Michael Schmitt

Software Developer in Illinois

Save Your Twitter Likes Without Using the API

· 02/05/2023 · scraping ·

Photo by Benoit Gauzere on Unsplash

As of February 2023, Twitter's free API is becoming a paid-only API. But the great thing about complex web applications like Twitter is there's always another API you can use: the one your web browser uses every day just to load data within the Twitter website.

Using the API Twitter itself uses may be a bit more cumbersome — no documentation, authentication is hacky, and really only useful for operations with accounts you own — but importantly it's still there, free, and quite powerful.

As one example, I was alarmed to find that between accounts being deleted and the crumbling of Twitter itself a lot of my liked tweets from over the past 10 or so years were disappearing. So I took a look at the API calls Twitter.com makes to load my liked tweets and built a hacky Python script to download them all.

From there, the data is yours to store and use however you'd please. I went a next step and output the tweets as HTML for easier browsing, and to easily host the best tweets for easier sharing. All this is now stored completely separate from Twitter!

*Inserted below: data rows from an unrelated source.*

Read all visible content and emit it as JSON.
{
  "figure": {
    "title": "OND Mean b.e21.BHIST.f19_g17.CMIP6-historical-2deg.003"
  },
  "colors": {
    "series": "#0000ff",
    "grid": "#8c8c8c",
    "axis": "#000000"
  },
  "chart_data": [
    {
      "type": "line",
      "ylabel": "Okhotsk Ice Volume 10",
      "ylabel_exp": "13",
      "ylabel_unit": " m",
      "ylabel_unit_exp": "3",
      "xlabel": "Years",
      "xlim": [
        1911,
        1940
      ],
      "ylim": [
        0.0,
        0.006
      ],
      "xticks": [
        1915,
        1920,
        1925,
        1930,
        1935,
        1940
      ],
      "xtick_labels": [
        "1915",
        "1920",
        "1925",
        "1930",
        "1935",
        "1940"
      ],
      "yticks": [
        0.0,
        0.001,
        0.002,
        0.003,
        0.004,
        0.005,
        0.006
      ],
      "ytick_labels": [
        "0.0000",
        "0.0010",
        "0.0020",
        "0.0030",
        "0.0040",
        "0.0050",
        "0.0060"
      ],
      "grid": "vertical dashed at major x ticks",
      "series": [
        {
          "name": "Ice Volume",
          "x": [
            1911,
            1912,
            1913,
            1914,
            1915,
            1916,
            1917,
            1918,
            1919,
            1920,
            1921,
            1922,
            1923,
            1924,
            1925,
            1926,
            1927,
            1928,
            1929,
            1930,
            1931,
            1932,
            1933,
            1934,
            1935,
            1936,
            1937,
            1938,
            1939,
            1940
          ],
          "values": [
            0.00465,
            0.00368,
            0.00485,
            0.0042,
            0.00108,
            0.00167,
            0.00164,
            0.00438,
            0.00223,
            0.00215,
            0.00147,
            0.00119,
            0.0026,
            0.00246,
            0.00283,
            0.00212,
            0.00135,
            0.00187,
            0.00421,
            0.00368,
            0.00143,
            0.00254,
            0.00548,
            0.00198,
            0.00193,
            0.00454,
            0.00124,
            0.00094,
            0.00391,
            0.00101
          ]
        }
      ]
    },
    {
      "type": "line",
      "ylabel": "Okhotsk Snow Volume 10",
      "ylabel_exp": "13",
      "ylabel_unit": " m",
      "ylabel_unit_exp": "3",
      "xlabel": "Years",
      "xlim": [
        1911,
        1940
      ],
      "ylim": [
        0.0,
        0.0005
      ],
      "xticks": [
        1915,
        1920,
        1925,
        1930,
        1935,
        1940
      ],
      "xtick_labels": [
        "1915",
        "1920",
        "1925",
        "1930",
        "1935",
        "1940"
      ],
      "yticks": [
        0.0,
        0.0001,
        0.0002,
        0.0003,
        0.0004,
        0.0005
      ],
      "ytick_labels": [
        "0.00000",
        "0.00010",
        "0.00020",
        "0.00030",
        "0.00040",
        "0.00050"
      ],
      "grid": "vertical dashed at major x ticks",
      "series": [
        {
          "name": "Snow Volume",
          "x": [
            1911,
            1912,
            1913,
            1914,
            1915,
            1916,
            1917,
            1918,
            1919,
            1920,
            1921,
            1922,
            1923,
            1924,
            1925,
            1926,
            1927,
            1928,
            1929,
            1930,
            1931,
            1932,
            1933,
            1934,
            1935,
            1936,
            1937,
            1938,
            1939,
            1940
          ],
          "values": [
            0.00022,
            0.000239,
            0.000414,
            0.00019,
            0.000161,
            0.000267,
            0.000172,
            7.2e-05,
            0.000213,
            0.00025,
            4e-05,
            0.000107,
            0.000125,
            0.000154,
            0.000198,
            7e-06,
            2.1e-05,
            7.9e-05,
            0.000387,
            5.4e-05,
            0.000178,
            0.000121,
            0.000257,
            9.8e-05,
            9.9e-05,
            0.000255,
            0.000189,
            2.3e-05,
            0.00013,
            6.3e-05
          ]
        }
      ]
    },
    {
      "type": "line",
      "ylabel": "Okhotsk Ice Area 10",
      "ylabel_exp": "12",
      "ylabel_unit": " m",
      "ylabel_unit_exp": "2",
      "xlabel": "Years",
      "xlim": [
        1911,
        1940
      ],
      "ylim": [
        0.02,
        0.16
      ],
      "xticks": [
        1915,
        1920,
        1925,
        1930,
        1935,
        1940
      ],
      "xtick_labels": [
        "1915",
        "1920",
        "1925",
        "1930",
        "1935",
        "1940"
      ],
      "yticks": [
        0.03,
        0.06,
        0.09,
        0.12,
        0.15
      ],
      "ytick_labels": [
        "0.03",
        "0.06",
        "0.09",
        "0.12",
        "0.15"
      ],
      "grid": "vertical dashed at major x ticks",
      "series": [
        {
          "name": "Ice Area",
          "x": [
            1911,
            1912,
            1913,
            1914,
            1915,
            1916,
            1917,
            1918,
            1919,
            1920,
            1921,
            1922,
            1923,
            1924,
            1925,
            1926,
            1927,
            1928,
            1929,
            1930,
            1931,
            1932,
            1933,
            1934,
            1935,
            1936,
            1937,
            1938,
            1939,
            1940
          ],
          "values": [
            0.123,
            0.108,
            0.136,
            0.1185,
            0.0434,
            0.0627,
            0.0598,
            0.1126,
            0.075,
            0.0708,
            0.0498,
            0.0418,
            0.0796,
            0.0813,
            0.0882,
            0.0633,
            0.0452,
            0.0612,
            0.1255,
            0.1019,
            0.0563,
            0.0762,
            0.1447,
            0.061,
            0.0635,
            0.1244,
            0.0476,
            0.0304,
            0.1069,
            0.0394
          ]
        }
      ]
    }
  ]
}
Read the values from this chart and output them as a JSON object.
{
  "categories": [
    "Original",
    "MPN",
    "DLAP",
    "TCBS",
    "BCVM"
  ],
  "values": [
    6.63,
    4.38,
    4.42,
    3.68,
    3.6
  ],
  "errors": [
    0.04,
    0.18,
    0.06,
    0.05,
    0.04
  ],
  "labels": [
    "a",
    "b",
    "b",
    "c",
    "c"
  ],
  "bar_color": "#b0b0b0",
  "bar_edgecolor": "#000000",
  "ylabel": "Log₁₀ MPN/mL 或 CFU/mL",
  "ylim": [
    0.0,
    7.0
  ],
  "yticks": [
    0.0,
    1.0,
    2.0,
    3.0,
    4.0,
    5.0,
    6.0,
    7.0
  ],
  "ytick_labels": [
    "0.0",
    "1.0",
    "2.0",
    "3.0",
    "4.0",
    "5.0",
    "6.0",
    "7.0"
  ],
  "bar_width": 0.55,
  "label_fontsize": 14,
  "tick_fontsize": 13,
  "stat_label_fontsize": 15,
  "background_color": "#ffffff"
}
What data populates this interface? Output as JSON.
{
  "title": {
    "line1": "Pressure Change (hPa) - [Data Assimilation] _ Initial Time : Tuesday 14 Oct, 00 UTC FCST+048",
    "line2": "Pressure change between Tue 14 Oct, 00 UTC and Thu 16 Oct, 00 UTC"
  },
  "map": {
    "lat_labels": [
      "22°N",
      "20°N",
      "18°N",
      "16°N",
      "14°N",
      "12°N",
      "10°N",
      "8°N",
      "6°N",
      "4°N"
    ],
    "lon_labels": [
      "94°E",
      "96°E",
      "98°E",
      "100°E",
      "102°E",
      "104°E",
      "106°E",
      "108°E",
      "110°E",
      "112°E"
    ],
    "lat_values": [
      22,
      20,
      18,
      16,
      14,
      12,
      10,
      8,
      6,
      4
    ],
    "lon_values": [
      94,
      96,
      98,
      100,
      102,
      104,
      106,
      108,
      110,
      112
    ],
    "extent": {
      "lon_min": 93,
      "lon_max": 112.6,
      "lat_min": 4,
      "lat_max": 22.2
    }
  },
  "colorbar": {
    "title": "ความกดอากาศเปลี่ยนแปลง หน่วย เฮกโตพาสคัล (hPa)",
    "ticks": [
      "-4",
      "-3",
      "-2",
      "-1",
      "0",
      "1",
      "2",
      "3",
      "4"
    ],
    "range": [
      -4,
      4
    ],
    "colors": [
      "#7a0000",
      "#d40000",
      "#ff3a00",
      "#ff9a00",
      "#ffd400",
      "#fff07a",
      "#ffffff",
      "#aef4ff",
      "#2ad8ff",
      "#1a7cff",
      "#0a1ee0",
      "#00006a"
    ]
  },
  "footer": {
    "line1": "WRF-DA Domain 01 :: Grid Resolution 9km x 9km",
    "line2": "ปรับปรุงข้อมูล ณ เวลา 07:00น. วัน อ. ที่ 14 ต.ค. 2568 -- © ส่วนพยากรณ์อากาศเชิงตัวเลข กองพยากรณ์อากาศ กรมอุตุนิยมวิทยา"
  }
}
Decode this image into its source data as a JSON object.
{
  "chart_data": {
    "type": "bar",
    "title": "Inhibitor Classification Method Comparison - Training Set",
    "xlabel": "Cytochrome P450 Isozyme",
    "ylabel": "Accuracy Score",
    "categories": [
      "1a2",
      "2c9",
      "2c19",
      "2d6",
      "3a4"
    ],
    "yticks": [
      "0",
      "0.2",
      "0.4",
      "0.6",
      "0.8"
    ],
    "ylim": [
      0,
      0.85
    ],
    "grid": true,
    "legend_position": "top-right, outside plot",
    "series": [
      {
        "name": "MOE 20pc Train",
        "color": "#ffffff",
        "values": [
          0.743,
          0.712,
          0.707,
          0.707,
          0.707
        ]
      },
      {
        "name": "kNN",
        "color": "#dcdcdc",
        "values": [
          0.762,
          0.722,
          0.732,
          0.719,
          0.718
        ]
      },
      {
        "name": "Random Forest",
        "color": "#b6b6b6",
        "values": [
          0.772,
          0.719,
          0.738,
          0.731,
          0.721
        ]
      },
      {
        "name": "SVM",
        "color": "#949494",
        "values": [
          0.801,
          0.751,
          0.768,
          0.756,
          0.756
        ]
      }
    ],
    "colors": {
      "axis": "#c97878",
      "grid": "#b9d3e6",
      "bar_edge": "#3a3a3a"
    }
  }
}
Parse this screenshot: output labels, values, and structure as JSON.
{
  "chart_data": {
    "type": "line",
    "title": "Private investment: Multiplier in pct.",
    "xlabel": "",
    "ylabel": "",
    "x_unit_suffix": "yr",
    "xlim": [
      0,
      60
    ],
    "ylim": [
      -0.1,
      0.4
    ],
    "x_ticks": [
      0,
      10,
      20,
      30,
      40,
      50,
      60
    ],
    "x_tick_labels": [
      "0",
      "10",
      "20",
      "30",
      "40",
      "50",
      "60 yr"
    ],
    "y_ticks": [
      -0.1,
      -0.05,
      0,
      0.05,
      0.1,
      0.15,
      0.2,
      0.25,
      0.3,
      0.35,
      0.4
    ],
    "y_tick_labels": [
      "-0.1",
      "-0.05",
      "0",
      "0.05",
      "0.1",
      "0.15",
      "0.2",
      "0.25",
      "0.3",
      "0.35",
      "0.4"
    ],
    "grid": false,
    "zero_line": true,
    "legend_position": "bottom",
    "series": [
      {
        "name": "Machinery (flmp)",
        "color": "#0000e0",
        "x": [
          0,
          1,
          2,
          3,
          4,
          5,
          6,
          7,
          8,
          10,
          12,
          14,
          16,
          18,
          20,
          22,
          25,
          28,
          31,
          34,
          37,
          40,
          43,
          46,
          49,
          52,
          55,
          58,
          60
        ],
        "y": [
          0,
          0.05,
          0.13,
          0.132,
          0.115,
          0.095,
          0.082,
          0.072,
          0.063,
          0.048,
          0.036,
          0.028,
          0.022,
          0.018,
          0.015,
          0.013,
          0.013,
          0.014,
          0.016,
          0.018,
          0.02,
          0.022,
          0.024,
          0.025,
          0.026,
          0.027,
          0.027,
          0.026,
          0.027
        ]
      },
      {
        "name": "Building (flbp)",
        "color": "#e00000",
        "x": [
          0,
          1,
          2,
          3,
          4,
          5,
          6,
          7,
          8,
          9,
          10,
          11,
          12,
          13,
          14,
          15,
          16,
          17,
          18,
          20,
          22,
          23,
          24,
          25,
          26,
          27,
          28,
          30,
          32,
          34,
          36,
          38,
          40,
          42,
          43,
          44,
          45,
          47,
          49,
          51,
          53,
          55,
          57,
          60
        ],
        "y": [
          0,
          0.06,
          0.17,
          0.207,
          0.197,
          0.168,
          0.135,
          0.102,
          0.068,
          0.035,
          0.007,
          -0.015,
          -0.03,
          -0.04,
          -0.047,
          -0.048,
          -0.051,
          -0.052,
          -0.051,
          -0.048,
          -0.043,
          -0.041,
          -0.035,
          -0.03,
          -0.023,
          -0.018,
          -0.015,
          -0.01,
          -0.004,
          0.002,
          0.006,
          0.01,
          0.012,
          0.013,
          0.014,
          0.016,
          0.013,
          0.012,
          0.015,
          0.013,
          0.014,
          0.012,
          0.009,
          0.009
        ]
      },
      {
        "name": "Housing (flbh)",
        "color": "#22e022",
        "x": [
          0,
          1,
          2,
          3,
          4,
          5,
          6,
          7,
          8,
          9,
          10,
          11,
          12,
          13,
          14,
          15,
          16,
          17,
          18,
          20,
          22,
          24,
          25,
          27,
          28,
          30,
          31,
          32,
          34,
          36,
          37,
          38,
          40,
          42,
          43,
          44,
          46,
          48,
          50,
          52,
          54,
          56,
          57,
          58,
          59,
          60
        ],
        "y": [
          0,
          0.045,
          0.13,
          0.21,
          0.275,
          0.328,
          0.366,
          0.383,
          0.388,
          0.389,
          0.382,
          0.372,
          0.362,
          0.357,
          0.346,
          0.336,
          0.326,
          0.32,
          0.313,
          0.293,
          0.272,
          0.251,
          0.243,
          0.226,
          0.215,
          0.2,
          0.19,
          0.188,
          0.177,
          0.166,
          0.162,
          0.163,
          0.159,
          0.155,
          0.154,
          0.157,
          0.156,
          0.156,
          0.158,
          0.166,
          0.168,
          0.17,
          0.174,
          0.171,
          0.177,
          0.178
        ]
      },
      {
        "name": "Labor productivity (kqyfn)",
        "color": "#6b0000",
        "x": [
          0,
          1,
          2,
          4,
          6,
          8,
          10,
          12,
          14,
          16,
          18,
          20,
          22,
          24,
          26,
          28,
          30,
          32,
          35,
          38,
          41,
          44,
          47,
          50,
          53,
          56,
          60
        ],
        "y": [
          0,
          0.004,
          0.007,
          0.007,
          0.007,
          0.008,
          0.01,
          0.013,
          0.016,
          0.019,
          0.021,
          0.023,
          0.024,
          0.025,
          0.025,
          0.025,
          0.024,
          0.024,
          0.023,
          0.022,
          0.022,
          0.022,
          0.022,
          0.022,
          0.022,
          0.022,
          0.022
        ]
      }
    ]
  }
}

Instructions on how to get started are in the code's README but the trickiest part is finding your authentication details. For that, you need to:

  1. Open up the Network debug console of your web browser and then head to your liked tweets page on Twitter.
  2. Filter for a request to the 'api.twitter.com' domain, with a path ending in '/Likes' -- this is the request the script uses to page through and find all your likes!
  3. Find the request headers for this API request. You'll need the following values: Authorization, Cookies, and x-csrf-token.
  4. Add those values to the script's 'config.json' file and you should be ready to roll!

This manual copy-and-paste sleuthing lets you side step Twitter's authentication and just let the script operate as if it were your web browser loading page after page of liked tweets. And it shows you exactly how to expand this starter project into other areas of Twitter: find the requests your web browser makes and replicate them!

It may not be as good as a robust third party API but it's much better than paying a greedy fool.